OSSIGENO 8th July 2021 – – The General Prosecutor of the Court of L’Aquila, Stefano Iannaccone, on the 4th  June 2021 dismissed the lawsuit for slander and defamation filed two years earlier against the mayor of the city, Pierluigi Biondi, and the journalist Stefano Dascoli de ‘Il Messaggero” by the former city councilor for culture, Sabrina Di Cosimo.

THE CASE – On February 17th  2019, in an article published by  “Il Messaggero”, the journalist  reported that the councilor Sabrina Di Cosimo had had a violent quarrel with a municipal employee, an event he had learned of through sources within the Municipality . This quarrel, adding to other episodes, had led the mayor Biondi (before the publication of the Dascoli article) to revoke the council responsibilities of Sabrina Di Cosimo, for her “conduct not in keeping with the role she covered”. An explanatory post was also published on the Facebook page of the Municipality.
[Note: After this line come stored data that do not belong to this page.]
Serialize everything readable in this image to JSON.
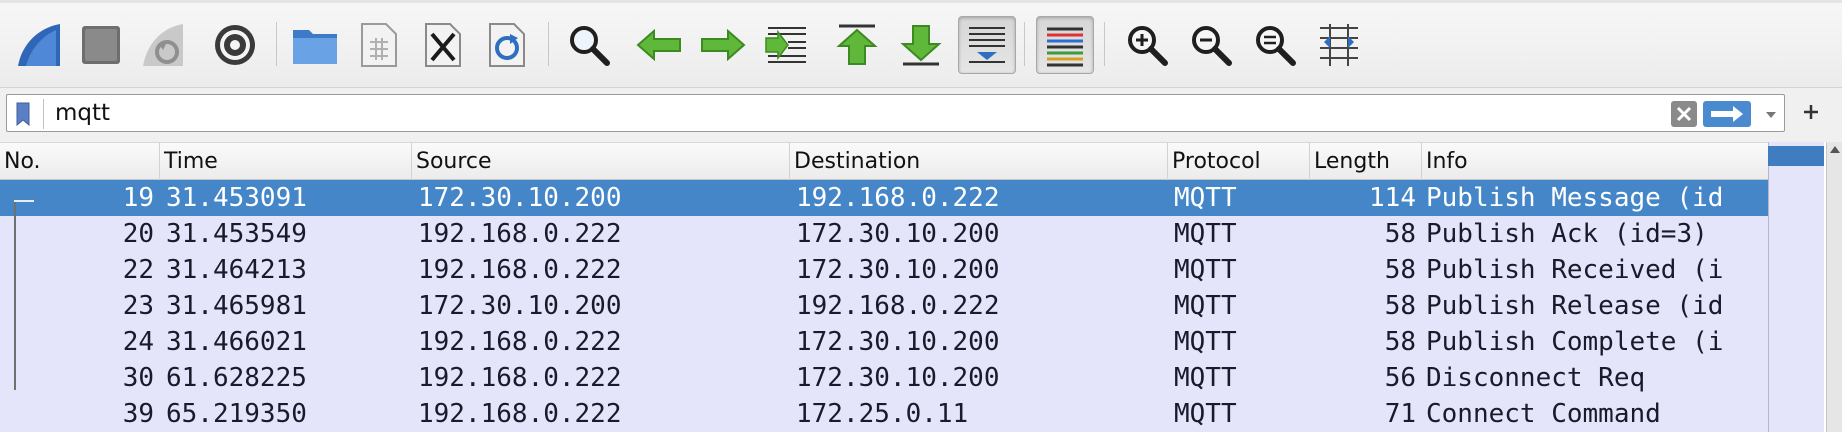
{
  "toolbar": {
    "buttons": [
      {
        "icon": "shark-fin-start-icon"
      },
      {
        "icon": "stop-square-icon"
      },
      {
        "icon": "restart-fin-icon"
      },
      {
        "icon": "capture-options-gear-icon"
      },
      {
        "icon": "open-folder-icon"
      },
      {
        "icon": "save-file-icon"
      },
      {
        "icon": "close-file-icon"
      },
      {
        "icon": "reload-file-icon"
      },
      {
        "icon": "find-packet-magnifier-icon"
      },
      {
        "icon": "go-back-arrow-icon"
      },
      {
        "icon": "go-forward-arrow-icon"
      },
      {
        "icon": "go-to-packet-icon"
      },
      {
        "icon": "first-packet-icon"
      },
      {
        "icon": "last-packet-icon"
      },
      {
        "icon": "autoscroll-icon"
      },
      {
        "icon": "colorize-icon"
      },
      {
        "icon": "zoom-in-icon"
      },
      {
        "icon": "zoom-out-icon"
      },
      {
        "icon": "normal-size-icon"
      },
      {
        "icon": "resize-columns-icon"
      }
    ]
  },
  "filter": {
    "value": "mqtt",
    "colors": {
      "bookmark": "#5b7fc4",
      "apply": "#4a8bd0"
    }
  },
  "packet_list": {
    "columns": [
      "No.",
      "Time",
      "Source",
      "Destination",
      "Protocol",
      "Length",
      "Info"
    ],
    "rows": [
      {
        "no": "19",
        "time": "31.453091",
        "source": "172.30.10.200",
        "destination": "192.168.0.222",
        "protocol": "MQTT",
        "length": "114",
        "info": "Publish Message (id",
        "selected": true
      },
      {
        "no": "20",
        "time": "31.453549",
        "source": "192.168.0.222",
        "destination": "172.30.10.200",
        "protocol": "MQTT",
        "length": "58",
        "info": "Publish Ack (id=3)"
      },
      {
        "no": "22",
        "time": "31.464213",
        "source": "192.168.0.222",
        "destination": "172.30.10.200",
        "protocol": "MQTT",
        "length": "58",
        "info": "Publish Received (i"
      },
      {
        "no": "23",
        "time": "31.465981",
        "source": "172.30.10.200",
        "destination": "192.168.0.222",
        "protocol": "MQTT",
        "length": "58",
        "info": "Publish Release (id"
      },
      {
        "no": "24",
        "time": "31.466021",
        "source": "192.168.0.222",
        "destination": "172.30.10.200",
        "protocol": "MQTT",
        "length": "58",
        "info": "Publish Complete (i"
      },
      {
        "no": "30",
        "time": "61.628225",
        "source": "192.168.0.222",
        "destination": "172.30.10.200",
        "protocol": "MQTT",
        "length": "56",
        "info": "Disconnect Req"
      },
      {
        "no": "39",
        "time": "65.219350",
        "source": "192.168.0.222",
        "destination": "172.25.0.11",
        "protocol": "MQTT",
        "length": "71",
        "info": "Connect Command"
      }
    ],
    "colors": {
      "row": "#e4e4fa",
      "selected": "#4586c8"
    }
  }
}
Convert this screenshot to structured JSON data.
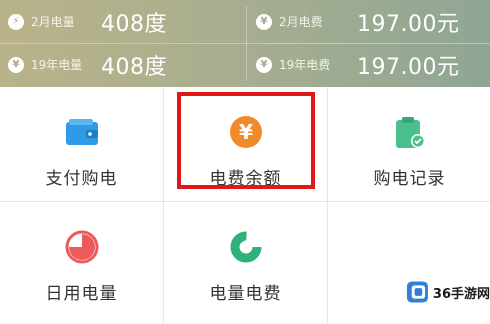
{
  "stats": [
    {
      "icon": "lightning-icon",
      "label": "2月电量",
      "value": "408度"
    },
    {
      "icon": "yen-icon",
      "label": "2月电费",
      "value": "197.00元"
    },
    {
      "icon": "yen-icon",
      "label": "19年电量",
      "value": "408度"
    },
    {
      "icon": "money-bag-icon",
      "label": "19年电费",
      "value": "197.00元"
    }
  ],
  "tiles": [
    {
      "label": "支付购电",
      "icon": "wallet-icon"
    },
    {
      "label": "电费余额",
      "icon": "yen-coin-icon",
      "highlighted": true
    },
    {
      "label": "购电记录",
      "icon": "clipboard-check-icon"
    },
    {
      "label": "日用电量",
      "icon": "pie-chart-icon"
    },
    {
      "label": "电量电费",
      "icon": "donut-chart-icon"
    }
  ],
  "watermark": {
    "text": "36手游网"
  },
  "colors": {
    "header_start": "#b9b38a",
    "header_end": "#8fa694",
    "highlight_border": "#e01818",
    "wallet_blue": "#2f9be6",
    "coin_orange": "#f08a2a",
    "clipboard_green": "#4cbf8e",
    "pie_red": "#ec5a5a",
    "donut_green": "#2fb27a"
  }
}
Stefano Dascoli’s article and the mayor’s post had been the subject of the lawsuit by Sabrina Di Cosimo, who opposed the case dismissal requested by the prosecutor twice.

THE JOURNALIST – Stefano Dascoli, who was assisted by the defence lawyer Marcello Melandri, told Ossigeno that he had calmly awaited the conclusion of the trial against him, certain that he had acted with absolute professional correctness and preferring not to add other comments.

THE CASE DISMISSAL – The magistrate Iannaccone considered both the accusations against both the mayor and the journalist “unfounded”, and dismissed the case. In particular, he highlighted that the journalist did not convey a defamatory message, “but rather provided a clarification of the charges made against Di Cosimo, hitherto described only generically in the revocation decree, not likely to be regarded as mere hearsay “.